HABEMUS PAPAM. HABENT PAPAM. PAPA EST



La tele debe contarlo todo. Hasta el último detalle aunque pueda parecer repetitivo y aburrido. Veamos un ejemplo ocurrido estos días.

Se trata de más de mil millones de personas repartidas por todos los países de los cinco continentes. Se trata de que son una potencia internacional con un indiscutible poder y autoridad a nivel mundial. Así que da igual que muchos españoles no pertenezcamos a ese grupo, porque es innegable que su enorme influencia nos afecta a todos. Y no importa que haya quienes no sientan el más mínimo interés por saber cómo eligen a su líder indiscutible y todopoderoso, cómo una élite minúscula escogida por un oscuro proceso de meritocracia nunca aclarado nombra a su jefe supremo, cómo más de mil millones de personas son excluidas sin contemplaciones del proceso y reducidas a un papel pasivo de sumisión y silencio: este es el mundo en el que vivimos y debemos conocerlo nos guste o no. Además, qué narices, hay que reconocer que la anacrónica liturgia que envuelve este desconcertante proceso antidemocrático le añade un interés cultural y sociológico extraordinario. Así que no se entiende cómo es posible que todas las cadenas de televisión, con una extraña unanimidad, apenas nos hayan informado estos días sobre la trascendental elección del flamante presidente chino, Xi Jinping.

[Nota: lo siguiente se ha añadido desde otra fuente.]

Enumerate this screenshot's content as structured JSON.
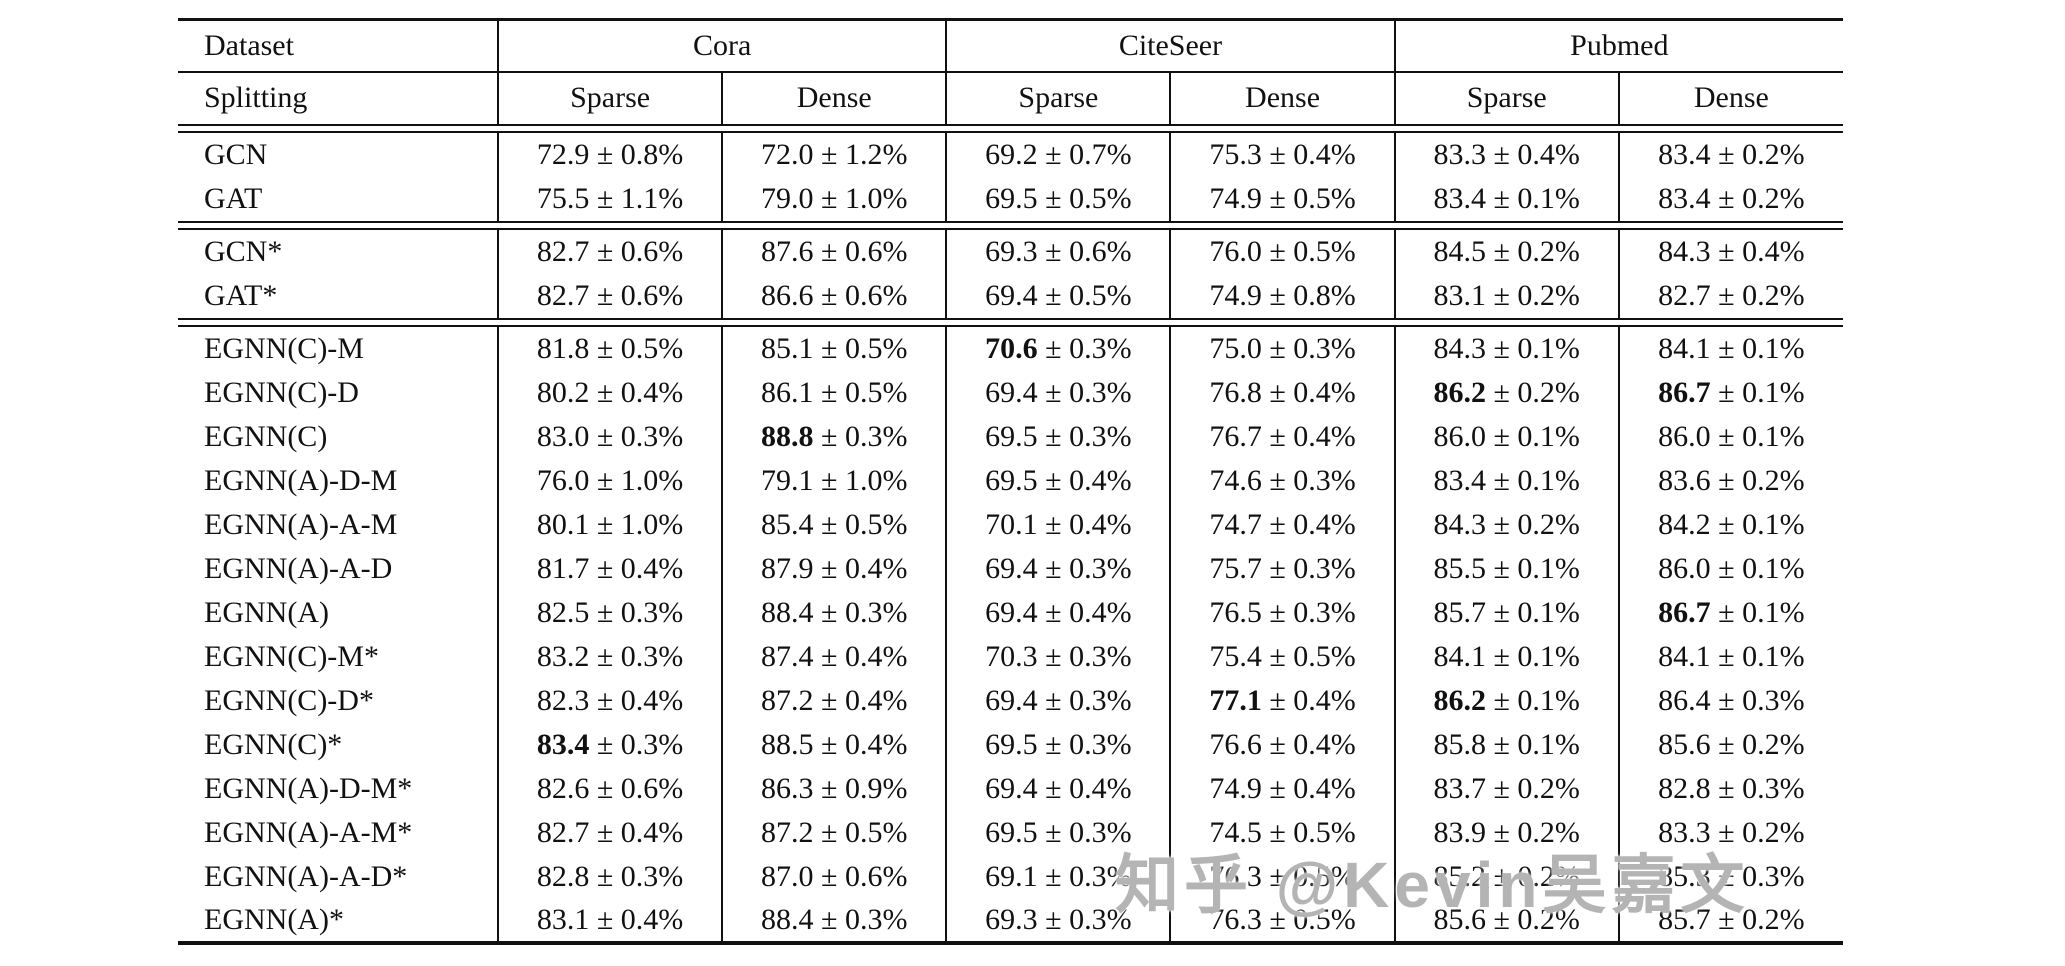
{
  "header": {
    "dataset_label": "Dataset",
    "splitting_label": "Splitting",
    "groups": [
      "Cora",
      "CiteSeer",
      "Pubmed"
    ],
    "split_cols": [
      "Sparse",
      "Dense",
      "Sparse",
      "Dense",
      "Sparse",
      "Dense"
    ]
  },
  "sections": [
    {
      "rows": [
        {
          "model": "GCN",
          "cells": [
            {
              "v": "72.9",
              "e": "± 0.8%"
            },
            {
              "v": "72.0",
              "e": "± 1.2%"
            },
            {
              "v": "69.2",
              "e": "± 0.7%"
            },
            {
              "v": "75.3",
              "e": "± 0.4%"
            },
            {
              "v": "83.3",
              "e": "± 0.4%"
            },
            {
              "v": "83.4",
              "e": "± 0.2%"
            }
          ]
        },
        {
          "model": "GAT",
          "cells": [
            {
              "v": "75.5",
              "e": "± 1.1%"
            },
            {
              "v": "79.0",
              "e": "± 1.0%"
            },
            {
              "v": "69.5",
              "e": "± 0.5%"
            },
            {
              "v": "74.9",
              "e": "± 0.5%"
            },
            {
              "v": "83.4",
              "e": "± 0.1%"
            },
            {
              "v": "83.4",
              "e": "± 0.2%"
            }
          ]
        }
      ]
    },
    {
      "rows": [
        {
          "model": "GCN*",
          "cells": [
            {
              "v": "82.7",
              "e": "± 0.6%"
            },
            {
              "v": "87.6",
              "e": "± 0.6%"
            },
            {
              "v": "69.3",
              "e": "± 0.6%"
            },
            {
              "v": "76.0",
              "e": "± 0.5%"
            },
            {
              "v": "84.5",
              "e": "± 0.2%"
            },
            {
              "v": "84.3",
              "e": "± 0.4%"
            }
          ]
        },
        {
          "model": "GAT*",
          "cells": [
            {
              "v": "82.7",
              "e": "± 0.6%"
            },
            {
              "v": "86.6",
              "e": "± 0.6%"
            },
            {
              "v": "69.4",
              "e": "± 0.5%"
            },
            {
              "v": "74.9",
              "e": "± 0.8%"
            },
            {
              "v": "83.1",
              "e": "± 0.2%"
            },
            {
              "v": "82.7",
              "e": "± 0.2%"
            }
          ]
        }
      ]
    },
    {
      "rows": [
        {
          "model": "EGNN(C)-M",
          "cells": [
            {
              "v": "81.8",
              "e": "± 0.5%"
            },
            {
              "v": "85.1",
              "e": "± 0.5%"
            },
            {
              "v": "70.6",
              "e": "± 0.3%",
              "bold": true
            },
            {
              "v": "75.0",
              "e": "± 0.3%"
            },
            {
              "v": "84.3",
              "e": "± 0.1%"
            },
            {
              "v": "84.1",
              "e": "± 0.1%"
            }
          ]
        },
        {
          "model": "EGNN(C)-D",
          "cells": [
            {
              "v": "80.2",
              "e": "± 0.4%"
            },
            {
              "v": "86.1",
              "e": "± 0.5%"
            },
            {
              "v": "69.4",
              "e": "± 0.3%"
            },
            {
              "v": "76.8",
              "e": "± 0.4%"
            },
            {
              "v": "86.2",
              "e": "± 0.2%",
              "bold": true
            },
            {
              "v": "86.7",
              "e": "± 0.1%",
              "bold": true
            }
          ]
        },
        {
          "model": "EGNN(C)",
          "cells": [
            {
              "v": "83.0",
              "e": "± 0.3%"
            },
            {
              "v": "88.8",
              "e": "± 0.3%",
              "bold": true
            },
            {
              "v": "69.5",
              "e": "± 0.3%"
            },
            {
              "v": "76.7",
              "e": "± 0.4%"
            },
            {
              "v": "86.0",
              "e": "± 0.1%"
            },
            {
              "v": "86.0",
              "e": "± 0.1%"
            }
          ]
        },
        {
          "model": "EGNN(A)-D-M",
          "cells": [
            {
              "v": "76.0",
              "e": "± 1.0%"
            },
            {
              "v": "79.1",
              "e": "± 1.0%"
            },
            {
              "v": "69.5",
              "e": "± 0.4%"
            },
            {
              "v": "74.6",
              "e": "± 0.3%"
            },
            {
              "v": "83.4",
              "e": "± 0.1%"
            },
            {
              "v": "83.6",
              "e": "± 0.2%"
            }
          ]
        },
        {
          "model": "EGNN(A)-A-M",
          "cells": [
            {
              "v": "80.1",
              "e": "± 1.0%"
            },
            {
              "v": "85.4",
              "e": "± 0.5%"
            },
            {
              "v": "70.1",
              "e": "± 0.4%"
            },
            {
              "v": "74.7",
              "e": "± 0.4%"
            },
            {
              "v": "84.3",
              "e": "± 0.2%"
            },
            {
              "v": "84.2",
              "e": "± 0.1%"
            }
          ]
        },
        {
          "model": "EGNN(A)-A-D",
          "cells": [
            {
              "v": "81.7",
              "e": "± 0.4%"
            },
            {
              "v": "87.9",
              "e": "± 0.4%"
            },
            {
              "v": "69.4",
              "e": "± 0.3%"
            },
            {
              "v": "75.7",
              "e": "± 0.3%"
            },
            {
              "v": "85.5",
              "e": "± 0.1%"
            },
            {
              "v": "86.0",
              "e": "± 0.1%"
            }
          ]
        },
        {
          "model": "EGNN(A)",
          "cells": [
            {
              "v": "82.5",
              "e": "± 0.3%"
            },
            {
              "v": "88.4",
              "e": "± 0.3%"
            },
            {
              "v": "69.4",
              "e": "± 0.4%"
            },
            {
              "v": "76.5",
              "e": "± 0.3%"
            },
            {
              "v": "85.7",
              "e": "± 0.1%"
            },
            {
              "v": "86.7",
              "e": "± 0.1%",
              "bold": true
            }
          ]
        },
        {
          "model": "EGNN(C)-M*",
          "cells": [
            {
              "v": "83.2",
              "e": "± 0.3%"
            },
            {
              "v": "87.4",
              "e": "± 0.4%"
            },
            {
              "v": "70.3",
              "e": "± 0.3%"
            },
            {
              "v": "75.4",
              "e": "± 0.5%"
            },
            {
              "v": "84.1",
              "e": "± 0.1%"
            },
            {
              "v": "84.1",
              "e": "± 0.1%"
            }
          ]
        },
        {
          "model": "EGNN(C)-D*",
          "cells": [
            {
              "v": "82.3",
              "e": "± 0.4%"
            },
            {
              "v": "87.2",
              "e": "± 0.4%"
            },
            {
              "v": "69.4",
              "e": "± 0.3%"
            },
            {
              "v": "77.1",
              "e": "± 0.4%",
              "bold": true
            },
            {
              "v": "86.2",
              "e": "± 0.1%",
              "bold": true
            },
            {
              "v": "86.4",
              "e": "± 0.3%"
            }
          ]
        },
        {
          "model": "EGNN(C)*",
          "cells": [
            {
              "v": "83.4",
              "e": "± 0.3%",
              "bold": true
            },
            {
              "v": "88.5",
              "e": "± 0.4%"
            },
            {
              "v": "69.5",
              "e": "± 0.3%"
            },
            {
              "v": "76.6",
              "e": "± 0.4%"
            },
            {
              "v": "85.8",
              "e": "± 0.1%"
            },
            {
              "v": "85.6",
              "e": "± 0.2%"
            }
          ]
        },
        {
          "model": "EGNN(A)-D-M*",
          "cells": [
            {
              "v": "82.6",
              "e": "± 0.6%"
            },
            {
              "v": "86.3",
              "e": "± 0.9%"
            },
            {
              "v": "69.4",
              "e": "± 0.4%"
            },
            {
              "v": "74.9",
              "e": "± 0.4%"
            },
            {
              "v": "83.7",
              "e": "± 0.2%"
            },
            {
              "v": "82.8",
              "e": "± 0.3%"
            }
          ]
        },
        {
          "model": "EGNN(A)-A-M*",
          "cells": [
            {
              "v": "82.7",
              "e": "± 0.4%"
            },
            {
              "v": "87.2",
              "e": "± 0.5%"
            },
            {
              "v": "69.5",
              "e": "± 0.3%"
            },
            {
              "v": "74.5",
              "e": "± 0.5%"
            },
            {
              "v": "83.9",
              "e": "± 0.2%"
            },
            {
              "v": "83.3",
              "e": "± 0.2%"
            }
          ]
        },
        {
          "model": "EGNN(A)-A-D*",
          "cells": [
            {
              "v": "82.8",
              "e": "± 0.3%"
            },
            {
              "v": "87.0",
              "e": "± 0.6%"
            },
            {
              "v": "69.1",
              "e": "± 0.3%"
            },
            {
              "v": "76.3",
              "e": "± 0.5%"
            },
            {
              "v": "85.2",
              "e": "± 0.2%"
            },
            {
              "v": "85.3",
              "e": "± 0.3%"
            }
          ]
        },
        {
          "model": "EGNN(A)*",
          "cells": [
            {
              "v": "83.1",
              "e": "± 0.4%"
            },
            {
              "v": "88.4",
              "e": "± 0.3%"
            },
            {
              "v": "69.3",
              "e": "± 0.3%"
            },
            {
              "v": "76.3",
              "e": "± 0.5%"
            },
            {
              "v": "85.6",
              "e": "± 0.2%"
            },
            {
              "v": "85.7",
              "e": "± 0.2%"
            }
          ]
        }
      ]
    }
  ],
  "watermark": {
    "text": "知乎 @Kevin吴嘉文",
    "color": "#b4b4b4"
  }
}
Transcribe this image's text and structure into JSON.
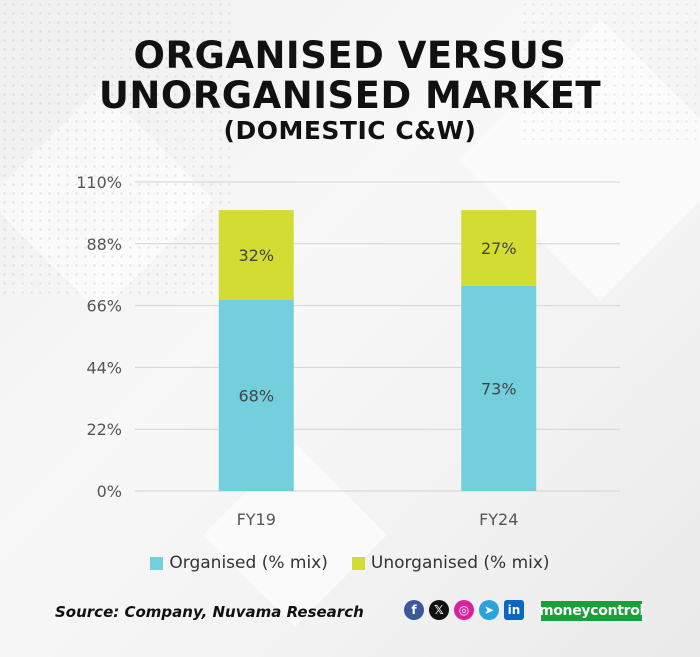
{
  "title_line1": "ORGANISED VERSUS",
  "title_line2": "UNORGANISED MARKET",
  "subtitle": "(DOMESTIC C&W)",
  "source": "Source: Company, Nuvama Research",
  "brand": "moneycontrol",
  "social_icons": [
    "facebook-icon",
    "x-icon",
    "instagram-icon",
    "telegram-icon",
    "linkedin-icon"
  ],
  "colors": {
    "organised": "#74cfdd",
    "unorganised": "#d2dc33",
    "grid": "#d4d4d4",
    "axis_text": "#555555",
    "brand_bg": "#1a9f3b"
  },
  "chart_data": {
    "type": "bar",
    "stacked": true,
    "categories": [
      "FY19",
      "FY24"
    ],
    "series": [
      {
        "name": "Organised (% mix)",
        "values": [
          68,
          73
        ],
        "labels": [
          "68%",
          "73%"
        ]
      },
      {
        "name": "Unorganised (% mix)",
        "values": [
          32,
          27
        ],
        "labels": [
          "32%",
          "27%"
        ]
      }
    ],
    "yticks": [
      "0%",
      "22%",
      "44%",
      "66%",
      "88%",
      "110%"
    ],
    "ylim": [
      0,
      110
    ],
    "grid": true,
    "legend_position": "bottom"
  }
}
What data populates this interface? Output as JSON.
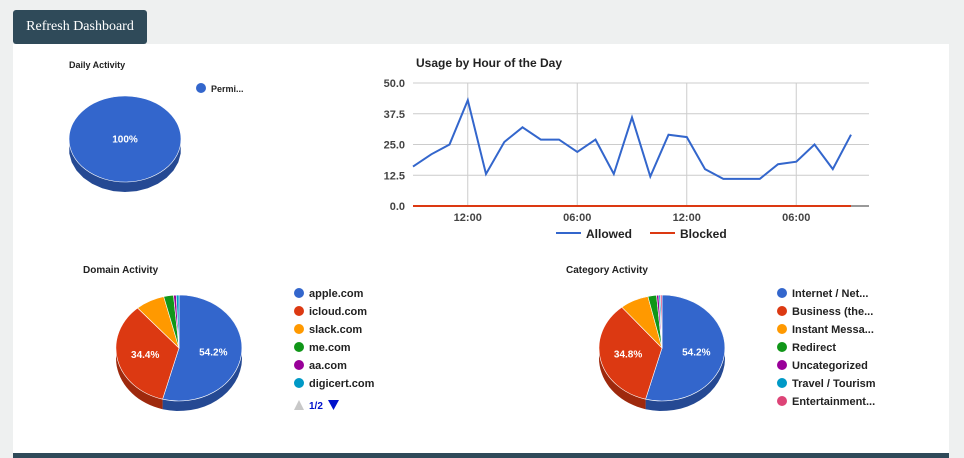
{
  "toolbar": {
    "refresh_label": "Refresh Dashboard"
  },
  "chart_data": [
    {
      "type": "pie",
      "title": "Daily Activity",
      "categories": [
        "Permi..."
      ],
      "values": [
        100
      ],
      "slice_labels": [
        "100%"
      ],
      "colors": [
        "#3366cc"
      ],
      "legend": "right"
    },
    {
      "type": "line",
      "title": "Usage by Hour of the Day",
      "x": [
        "09:00",
        "10:00",
        "11:00",
        "12:00",
        "13:00",
        "14:00",
        "15:00",
        "16:00",
        "17:00",
        "18:00",
        "19:00",
        "20:00",
        "21:00",
        "22:00",
        "23:00",
        "00:00",
        "01:00",
        "02:00",
        "03:00",
        "04:00",
        "05:00",
        "06:00",
        "07:00",
        "08:00",
        "09:00"
      ],
      "x_ticks": [
        "12:00",
        "06:00",
        "12:00",
        "06:00"
      ],
      "y_ticks": [
        "50.0",
        "37.5",
        "25.0",
        "12.5",
        "0.0"
      ],
      "ylim": [
        0,
        50
      ],
      "grid": true,
      "legend": "bottom",
      "series": [
        {
          "name": "Allowed",
          "color": "#3366cc",
          "values": [
            16,
            21,
            25,
            43,
            13,
            26,
            32,
            27,
            27,
            22,
            27,
            13,
            36,
            12,
            29,
            28,
            15,
            11,
            11,
            11,
            17,
            18,
            25,
            15,
            29
          ]
        },
        {
          "name": "Blocked",
          "color": "#dc3912",
          "values": [
            0,
            0,
            0,
            0,
            0,
            0,
            0,
            0,
            0,
            0,
            0,
            0,
            0,
            0,
            0,
            0,
            0,
            0,
            0,
            0,
            0,
            0,
            0,
            0,
            0
          ]
        }
      ]
    },
    {
      "type": "pie",
      "title": "Domain Activity",
      "categories": [
        "apple.com",
        "icloud.com",
        "slack.com",
        "me.com",
        "aa.com",
        "digicert.com"
      ],
      "values": [
        54.2,
        34.4,
        7.5,
        2.5,
        0.7,
        0.7
      ],
      "slice_labels": [
        "54.2%",
        "34.4%",
        "",
        "",
        "",
        ""
      ],
      "colors": [
        "#3366cc",
        "#dc3912",
        "#ff9900",
        "#109618",
        "#990099",
        "#0099c6"
      ],
      "legend": "right",
      "pager": "1/2"
    },
    {
      "type": "pie",
      "title": "Category Activity",
      "categories": [
        "Internet / Net...",
        "Business (the...",
        "Instant Messa...",
        "Redirect",
        "Uncategorized",
        "Travel / Tourism",
        "Entertainment..."
      ],
      "values": [
        54.2,
        34.8,
        7.4,
        2.2,
        0.6,
        0.4,
        0.4
      ],
      "slice_labels": [
        "54.2%",
        "34.8%",
        "",
        "",
        "",
        "",
        ""
      ],
      "colors": [
        "#3366cc",
        "#dc3912",
        "#ff9900",
        "#109618",
        "#990099",
        "#0099c6",
        "#dd4477"
      ],
      "legend": "right"
    }
  ]
}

Por otro lado, y cambiando de tema, he de reconocer que si un día me veo solo frente al balcón central de la basílica de San Pedro en el Vaticano, me lanzo y suelto urbi et orbi eso tan chulo de “Habemus Papam” (mucho mejor que aquello de “And the winner is…”). Otra cosa es que estos días todos los telediarios hayan repetido y asumido la fórmula como papagayos. Tiene sentido que los telediarios católicos (que los hay) digan “Tenemos papa”. Tanto como que los telediarios ateos (que no los hay) dijeran “Habent Papam”: “Tienen papa”. Lo que hubiera estado bien es que algún telediario, qué sé yo, por lo menos uno de TVE, hubiera tomado cierta distancia y dicho, siquiera una sola vez, “Papa est”: “Hay papa”. Y luego nos hablara de China.